Acute kidney injury (AKI) occurs in almost 50% of patients treated in intensive care units. AKI mainly occurs after sepsis, acute ischemia, nephrotoxicity or hypoxia and leads to severe damage of the kidney and to an increased risk of mortality. The diagnosis of AKI is currently based on creatinine, urea and diuresis. Yet, novel markers may improve the accuracy of this diagnosis at an early stage of the disease, thereby allowing for early prevention and therapy, ultimately leading to a reduction of the need for renal replacement therapy and decreased mortality. Several potential biomarkers have been examined in the context of AKI in the last years [e. g. Cystatin C, a cysteine protease inhibitor, NGAL (neutrophil gelatinase-associated lipocalin), KIM-1 (kidney injury molecule 1), and IGFBP7 (insulin like growth factor binding protein 7) and TIMP-2 (tissue inhibitor of metalloproteinase 2)].

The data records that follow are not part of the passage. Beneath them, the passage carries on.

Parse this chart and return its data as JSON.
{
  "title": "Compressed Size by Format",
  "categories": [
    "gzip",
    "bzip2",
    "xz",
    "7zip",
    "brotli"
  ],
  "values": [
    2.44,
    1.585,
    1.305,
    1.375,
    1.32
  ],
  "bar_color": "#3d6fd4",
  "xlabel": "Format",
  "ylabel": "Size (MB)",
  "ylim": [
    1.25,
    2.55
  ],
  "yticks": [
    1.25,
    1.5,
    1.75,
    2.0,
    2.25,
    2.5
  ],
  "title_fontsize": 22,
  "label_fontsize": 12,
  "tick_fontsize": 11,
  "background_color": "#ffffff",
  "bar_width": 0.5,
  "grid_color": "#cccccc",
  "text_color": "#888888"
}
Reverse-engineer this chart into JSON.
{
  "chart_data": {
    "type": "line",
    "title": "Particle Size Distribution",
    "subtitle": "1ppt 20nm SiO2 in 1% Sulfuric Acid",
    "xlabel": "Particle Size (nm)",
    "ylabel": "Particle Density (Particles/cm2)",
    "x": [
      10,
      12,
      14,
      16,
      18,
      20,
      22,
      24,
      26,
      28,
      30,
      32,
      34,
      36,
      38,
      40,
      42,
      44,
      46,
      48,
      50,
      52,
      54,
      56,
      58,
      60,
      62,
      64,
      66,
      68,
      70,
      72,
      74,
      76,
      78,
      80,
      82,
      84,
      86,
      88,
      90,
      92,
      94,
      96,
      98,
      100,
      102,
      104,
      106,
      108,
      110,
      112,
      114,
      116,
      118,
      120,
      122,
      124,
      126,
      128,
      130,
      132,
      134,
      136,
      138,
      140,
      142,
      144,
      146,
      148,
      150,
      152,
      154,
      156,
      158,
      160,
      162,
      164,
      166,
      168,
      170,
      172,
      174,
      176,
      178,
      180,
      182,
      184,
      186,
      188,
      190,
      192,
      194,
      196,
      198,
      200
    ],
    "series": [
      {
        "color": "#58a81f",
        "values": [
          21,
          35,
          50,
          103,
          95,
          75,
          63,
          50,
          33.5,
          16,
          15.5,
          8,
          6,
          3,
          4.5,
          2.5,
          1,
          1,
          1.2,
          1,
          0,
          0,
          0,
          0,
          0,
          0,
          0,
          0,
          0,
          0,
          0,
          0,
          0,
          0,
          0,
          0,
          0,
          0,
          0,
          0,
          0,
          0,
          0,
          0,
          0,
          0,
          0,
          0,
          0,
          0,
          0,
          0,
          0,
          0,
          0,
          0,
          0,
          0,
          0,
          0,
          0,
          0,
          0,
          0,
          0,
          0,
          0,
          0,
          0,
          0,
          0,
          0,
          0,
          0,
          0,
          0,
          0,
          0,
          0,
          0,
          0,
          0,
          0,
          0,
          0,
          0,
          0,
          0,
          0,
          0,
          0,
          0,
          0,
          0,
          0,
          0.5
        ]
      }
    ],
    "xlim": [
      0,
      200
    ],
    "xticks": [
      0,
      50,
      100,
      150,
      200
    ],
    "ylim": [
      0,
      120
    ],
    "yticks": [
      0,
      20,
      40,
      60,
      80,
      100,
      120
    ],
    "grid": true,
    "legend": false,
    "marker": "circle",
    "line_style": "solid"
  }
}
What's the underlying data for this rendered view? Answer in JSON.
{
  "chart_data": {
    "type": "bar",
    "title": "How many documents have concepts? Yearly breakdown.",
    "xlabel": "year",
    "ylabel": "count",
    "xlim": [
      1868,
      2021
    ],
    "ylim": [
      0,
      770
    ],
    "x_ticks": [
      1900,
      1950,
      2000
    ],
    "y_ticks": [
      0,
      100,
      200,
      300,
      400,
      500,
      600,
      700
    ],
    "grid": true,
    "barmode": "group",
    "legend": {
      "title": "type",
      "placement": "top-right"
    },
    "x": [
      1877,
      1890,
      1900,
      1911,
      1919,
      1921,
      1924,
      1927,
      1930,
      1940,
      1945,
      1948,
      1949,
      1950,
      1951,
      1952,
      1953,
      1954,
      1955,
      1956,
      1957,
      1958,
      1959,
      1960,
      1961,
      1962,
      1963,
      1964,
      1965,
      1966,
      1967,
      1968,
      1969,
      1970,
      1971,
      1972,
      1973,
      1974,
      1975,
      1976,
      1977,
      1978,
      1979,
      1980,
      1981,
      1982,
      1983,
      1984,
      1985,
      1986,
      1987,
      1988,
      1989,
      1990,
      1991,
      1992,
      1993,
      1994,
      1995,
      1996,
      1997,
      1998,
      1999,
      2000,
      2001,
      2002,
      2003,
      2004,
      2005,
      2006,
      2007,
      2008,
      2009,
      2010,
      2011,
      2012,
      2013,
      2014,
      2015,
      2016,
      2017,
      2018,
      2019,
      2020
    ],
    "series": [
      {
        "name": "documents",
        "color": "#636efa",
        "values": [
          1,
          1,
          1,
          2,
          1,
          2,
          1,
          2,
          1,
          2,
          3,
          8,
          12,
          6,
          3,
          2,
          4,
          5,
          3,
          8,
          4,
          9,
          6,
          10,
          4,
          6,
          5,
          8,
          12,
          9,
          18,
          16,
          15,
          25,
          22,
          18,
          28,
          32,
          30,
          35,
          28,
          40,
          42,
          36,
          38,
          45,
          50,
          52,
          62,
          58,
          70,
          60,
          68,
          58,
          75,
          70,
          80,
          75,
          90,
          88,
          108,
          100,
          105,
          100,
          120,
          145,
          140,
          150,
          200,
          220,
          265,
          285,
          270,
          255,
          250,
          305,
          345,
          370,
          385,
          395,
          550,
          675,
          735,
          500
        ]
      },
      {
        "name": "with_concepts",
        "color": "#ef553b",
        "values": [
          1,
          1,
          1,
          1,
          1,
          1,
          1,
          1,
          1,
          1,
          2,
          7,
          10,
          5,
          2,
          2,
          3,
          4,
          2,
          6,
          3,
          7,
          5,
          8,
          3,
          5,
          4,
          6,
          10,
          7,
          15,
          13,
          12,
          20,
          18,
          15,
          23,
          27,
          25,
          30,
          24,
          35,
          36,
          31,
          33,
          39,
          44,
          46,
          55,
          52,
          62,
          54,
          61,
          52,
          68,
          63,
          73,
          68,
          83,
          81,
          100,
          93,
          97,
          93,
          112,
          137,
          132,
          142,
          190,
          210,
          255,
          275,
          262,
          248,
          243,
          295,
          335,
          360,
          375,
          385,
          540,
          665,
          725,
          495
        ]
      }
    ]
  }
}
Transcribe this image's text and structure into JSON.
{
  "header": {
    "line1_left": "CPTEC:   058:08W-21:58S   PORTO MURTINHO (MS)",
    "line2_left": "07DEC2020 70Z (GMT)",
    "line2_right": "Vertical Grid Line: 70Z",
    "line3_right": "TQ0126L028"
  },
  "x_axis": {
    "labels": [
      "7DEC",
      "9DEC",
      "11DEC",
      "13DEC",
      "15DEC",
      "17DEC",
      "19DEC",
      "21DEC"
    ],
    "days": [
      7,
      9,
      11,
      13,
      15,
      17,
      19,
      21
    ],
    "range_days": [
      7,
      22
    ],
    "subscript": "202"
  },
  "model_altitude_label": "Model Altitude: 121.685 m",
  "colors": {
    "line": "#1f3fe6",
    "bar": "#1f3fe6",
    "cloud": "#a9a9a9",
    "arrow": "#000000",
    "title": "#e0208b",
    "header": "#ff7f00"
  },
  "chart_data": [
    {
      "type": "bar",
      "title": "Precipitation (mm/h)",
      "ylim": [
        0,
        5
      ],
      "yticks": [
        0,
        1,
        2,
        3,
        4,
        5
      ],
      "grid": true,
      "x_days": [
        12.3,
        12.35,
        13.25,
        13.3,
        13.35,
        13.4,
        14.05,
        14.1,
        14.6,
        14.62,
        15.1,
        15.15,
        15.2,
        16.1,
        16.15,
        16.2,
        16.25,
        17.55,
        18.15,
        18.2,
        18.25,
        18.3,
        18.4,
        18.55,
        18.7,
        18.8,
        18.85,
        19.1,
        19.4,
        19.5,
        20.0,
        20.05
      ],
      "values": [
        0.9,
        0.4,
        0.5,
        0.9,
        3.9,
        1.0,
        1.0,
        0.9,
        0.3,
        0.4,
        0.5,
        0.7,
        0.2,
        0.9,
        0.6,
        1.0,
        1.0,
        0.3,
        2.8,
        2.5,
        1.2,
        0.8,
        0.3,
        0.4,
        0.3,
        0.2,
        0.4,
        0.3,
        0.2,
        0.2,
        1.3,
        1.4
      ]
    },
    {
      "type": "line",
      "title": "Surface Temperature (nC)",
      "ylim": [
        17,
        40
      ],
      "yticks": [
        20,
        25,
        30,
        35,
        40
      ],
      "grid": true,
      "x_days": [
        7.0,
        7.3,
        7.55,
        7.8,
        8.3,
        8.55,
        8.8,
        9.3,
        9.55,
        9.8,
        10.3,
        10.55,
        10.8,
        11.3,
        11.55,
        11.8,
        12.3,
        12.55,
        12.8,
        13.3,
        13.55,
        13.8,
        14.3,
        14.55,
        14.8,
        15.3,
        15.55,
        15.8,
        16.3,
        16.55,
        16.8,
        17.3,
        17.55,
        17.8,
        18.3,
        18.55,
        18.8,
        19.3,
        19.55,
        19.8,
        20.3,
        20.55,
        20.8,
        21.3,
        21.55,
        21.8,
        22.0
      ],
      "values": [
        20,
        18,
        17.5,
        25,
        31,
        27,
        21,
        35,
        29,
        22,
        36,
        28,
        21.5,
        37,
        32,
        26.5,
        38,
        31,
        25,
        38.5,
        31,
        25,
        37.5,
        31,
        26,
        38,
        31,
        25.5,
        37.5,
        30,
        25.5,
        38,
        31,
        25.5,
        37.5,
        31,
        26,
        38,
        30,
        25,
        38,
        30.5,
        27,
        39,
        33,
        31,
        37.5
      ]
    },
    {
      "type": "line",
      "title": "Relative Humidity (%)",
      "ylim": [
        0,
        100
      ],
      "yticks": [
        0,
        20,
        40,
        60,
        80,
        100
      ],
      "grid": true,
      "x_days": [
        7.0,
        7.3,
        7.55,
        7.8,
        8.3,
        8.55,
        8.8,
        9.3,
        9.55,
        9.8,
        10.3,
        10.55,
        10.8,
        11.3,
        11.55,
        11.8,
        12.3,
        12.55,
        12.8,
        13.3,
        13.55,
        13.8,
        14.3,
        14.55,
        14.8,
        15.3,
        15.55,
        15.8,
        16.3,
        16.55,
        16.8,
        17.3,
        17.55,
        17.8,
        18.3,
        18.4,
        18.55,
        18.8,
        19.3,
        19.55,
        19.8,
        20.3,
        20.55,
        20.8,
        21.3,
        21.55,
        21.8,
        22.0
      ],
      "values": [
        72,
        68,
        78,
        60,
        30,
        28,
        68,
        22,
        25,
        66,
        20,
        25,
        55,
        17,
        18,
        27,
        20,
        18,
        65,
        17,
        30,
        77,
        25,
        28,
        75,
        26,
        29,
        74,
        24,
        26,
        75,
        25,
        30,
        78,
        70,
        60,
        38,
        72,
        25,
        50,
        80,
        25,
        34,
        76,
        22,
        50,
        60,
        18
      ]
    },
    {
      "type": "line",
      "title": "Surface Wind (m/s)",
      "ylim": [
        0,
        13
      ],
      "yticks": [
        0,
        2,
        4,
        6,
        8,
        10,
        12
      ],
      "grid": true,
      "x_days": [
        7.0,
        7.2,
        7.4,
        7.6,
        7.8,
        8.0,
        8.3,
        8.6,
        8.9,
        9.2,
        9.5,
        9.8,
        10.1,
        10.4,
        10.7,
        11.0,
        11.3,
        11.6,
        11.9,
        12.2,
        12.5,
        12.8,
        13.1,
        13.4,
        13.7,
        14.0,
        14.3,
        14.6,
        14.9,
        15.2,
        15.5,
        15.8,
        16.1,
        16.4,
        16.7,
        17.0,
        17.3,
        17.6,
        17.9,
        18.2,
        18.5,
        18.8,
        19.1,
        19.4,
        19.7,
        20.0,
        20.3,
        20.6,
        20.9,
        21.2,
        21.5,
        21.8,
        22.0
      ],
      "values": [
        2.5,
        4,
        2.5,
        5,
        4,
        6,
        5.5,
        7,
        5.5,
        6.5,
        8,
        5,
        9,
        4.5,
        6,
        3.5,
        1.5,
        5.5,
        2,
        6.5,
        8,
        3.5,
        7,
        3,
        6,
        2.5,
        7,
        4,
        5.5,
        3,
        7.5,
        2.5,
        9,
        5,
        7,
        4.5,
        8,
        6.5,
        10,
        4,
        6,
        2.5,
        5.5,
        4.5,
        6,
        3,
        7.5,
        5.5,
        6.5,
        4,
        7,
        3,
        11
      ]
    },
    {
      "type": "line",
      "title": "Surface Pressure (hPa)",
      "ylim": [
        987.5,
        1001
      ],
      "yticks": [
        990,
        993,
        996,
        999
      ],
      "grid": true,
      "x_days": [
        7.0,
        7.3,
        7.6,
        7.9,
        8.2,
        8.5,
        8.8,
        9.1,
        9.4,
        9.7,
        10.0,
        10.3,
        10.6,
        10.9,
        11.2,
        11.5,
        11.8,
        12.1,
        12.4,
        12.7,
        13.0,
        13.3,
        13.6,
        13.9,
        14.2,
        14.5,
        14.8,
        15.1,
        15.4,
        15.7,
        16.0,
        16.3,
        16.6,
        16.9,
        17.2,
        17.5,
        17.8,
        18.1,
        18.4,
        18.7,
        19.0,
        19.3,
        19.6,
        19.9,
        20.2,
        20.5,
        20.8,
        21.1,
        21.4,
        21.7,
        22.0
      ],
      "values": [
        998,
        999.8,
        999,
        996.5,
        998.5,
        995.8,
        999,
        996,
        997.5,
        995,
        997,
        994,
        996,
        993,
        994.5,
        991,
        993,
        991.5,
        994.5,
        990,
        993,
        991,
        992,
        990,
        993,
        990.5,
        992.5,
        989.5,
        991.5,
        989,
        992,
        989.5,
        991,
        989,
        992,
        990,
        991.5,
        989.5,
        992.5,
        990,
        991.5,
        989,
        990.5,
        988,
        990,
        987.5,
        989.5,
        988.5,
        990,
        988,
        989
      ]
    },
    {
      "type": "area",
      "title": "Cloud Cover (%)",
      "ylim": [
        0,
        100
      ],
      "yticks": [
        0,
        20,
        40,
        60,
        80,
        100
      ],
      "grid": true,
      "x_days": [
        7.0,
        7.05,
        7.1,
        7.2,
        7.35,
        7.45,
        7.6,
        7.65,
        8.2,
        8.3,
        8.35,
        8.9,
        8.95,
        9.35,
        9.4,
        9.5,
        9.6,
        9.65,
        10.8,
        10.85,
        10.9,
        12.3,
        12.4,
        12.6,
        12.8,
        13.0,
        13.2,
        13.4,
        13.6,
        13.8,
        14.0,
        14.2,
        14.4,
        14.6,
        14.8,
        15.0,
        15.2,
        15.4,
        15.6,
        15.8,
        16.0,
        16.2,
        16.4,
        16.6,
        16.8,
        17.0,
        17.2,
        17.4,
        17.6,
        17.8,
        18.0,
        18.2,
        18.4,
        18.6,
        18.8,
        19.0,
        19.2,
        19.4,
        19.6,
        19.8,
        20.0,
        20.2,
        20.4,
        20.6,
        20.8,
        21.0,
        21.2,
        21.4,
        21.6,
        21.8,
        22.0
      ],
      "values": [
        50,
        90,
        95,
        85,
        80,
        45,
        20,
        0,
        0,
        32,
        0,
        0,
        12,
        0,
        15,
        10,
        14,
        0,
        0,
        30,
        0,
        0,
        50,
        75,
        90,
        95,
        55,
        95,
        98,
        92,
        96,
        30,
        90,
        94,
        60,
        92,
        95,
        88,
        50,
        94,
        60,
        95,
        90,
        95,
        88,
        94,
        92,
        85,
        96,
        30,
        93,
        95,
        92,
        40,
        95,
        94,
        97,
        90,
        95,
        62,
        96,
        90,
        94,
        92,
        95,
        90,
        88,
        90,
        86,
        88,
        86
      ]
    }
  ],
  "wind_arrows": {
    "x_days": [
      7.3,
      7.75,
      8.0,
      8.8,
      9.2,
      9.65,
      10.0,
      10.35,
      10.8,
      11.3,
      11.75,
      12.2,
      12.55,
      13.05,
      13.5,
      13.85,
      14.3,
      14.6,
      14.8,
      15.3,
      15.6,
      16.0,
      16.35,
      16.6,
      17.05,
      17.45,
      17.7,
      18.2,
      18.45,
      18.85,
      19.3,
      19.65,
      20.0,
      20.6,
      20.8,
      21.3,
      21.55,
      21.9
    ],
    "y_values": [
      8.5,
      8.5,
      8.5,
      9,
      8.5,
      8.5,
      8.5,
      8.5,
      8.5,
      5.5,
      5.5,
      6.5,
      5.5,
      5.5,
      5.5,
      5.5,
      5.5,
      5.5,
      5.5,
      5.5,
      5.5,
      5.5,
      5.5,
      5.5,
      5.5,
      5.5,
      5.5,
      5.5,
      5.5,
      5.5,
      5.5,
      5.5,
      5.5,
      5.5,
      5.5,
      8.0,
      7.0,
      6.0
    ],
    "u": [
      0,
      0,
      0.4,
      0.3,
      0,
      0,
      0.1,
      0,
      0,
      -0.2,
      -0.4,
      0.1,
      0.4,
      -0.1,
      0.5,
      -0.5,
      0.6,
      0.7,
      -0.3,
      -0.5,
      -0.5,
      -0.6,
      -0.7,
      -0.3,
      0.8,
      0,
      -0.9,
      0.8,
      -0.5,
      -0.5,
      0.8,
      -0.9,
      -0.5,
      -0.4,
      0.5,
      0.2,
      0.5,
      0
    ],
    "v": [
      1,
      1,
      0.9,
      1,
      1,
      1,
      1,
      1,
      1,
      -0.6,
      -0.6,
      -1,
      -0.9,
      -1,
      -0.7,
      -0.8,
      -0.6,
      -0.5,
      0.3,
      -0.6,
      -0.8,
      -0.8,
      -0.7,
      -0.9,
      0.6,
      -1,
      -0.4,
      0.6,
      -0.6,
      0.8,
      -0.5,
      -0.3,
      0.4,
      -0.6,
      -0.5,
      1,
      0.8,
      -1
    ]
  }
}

These biomarkers may help to identify AKI earlier and more reliable in the future.

However, recovery of renal function during/after AKI is not predictable with the classical biomarkers creatinine and urea. Only a few studies have analyzed the potential of several new biomarkers in the prediction of renal recovery during AKI including urinary hepatocyte growth factor (uHGF), urinary IGFBP- 7 and TIMP-2 or NGAL. Still, their ability to predict renal recovery remains unclear and in clinical practice, recovery of renal function is estimated empirically including the decision to discontinue renal replacement therapy. In a consensus statement from 2017 on behalf of the Acute Disease Quality Initiative Workgroup 16 it is stated that more research is needed to "determine optimal methods to assess functional recovery and identify novel biomarker(s) [...] that can inform ongoing injury and repair in AKD".

In the ncRNA in renal recovery study we therefore aim to analyze the potential of microRNAs (miRNAs) and circular RNA (circRNAs) in predicting recovery of renal function in critically ill patients suffering from AKI. Non-coding RNAs emerged during the past few years as important regulatory molecules that allow a fine-tuning of gene expression and protein synthesis. This regulation is necessary to maintain homeostasis and its dysregulation is often associated with disease development. Non-coding RNAs are present in the kidney and in body fluids and their expression is modulated during AKI and their potential as biomarkers in various diseases has been shown. As ncRNAs are involved in injury and repair of kidneys, they may represent an interesting class of molecules with a potential as biomarkers and therapeutic targets in recovery from AKI.

Blood and urine samples will be collected at 4 different time points (day 0, day 1, day 2 and day 7). Plasma miRNAs will be screened for differential miRNA expression by next generation sequencing (5 patients with early recovery versus 5 patients with no signs of recovery). Differentially expressed miRNAs will then be analyzed by qPCR in plasma and urine.

The proposed study is aimed to better understand the pathophysiological basis of recovery from AKI and may form the basis of further studies for biomarker and therapeutics research in renal recovery.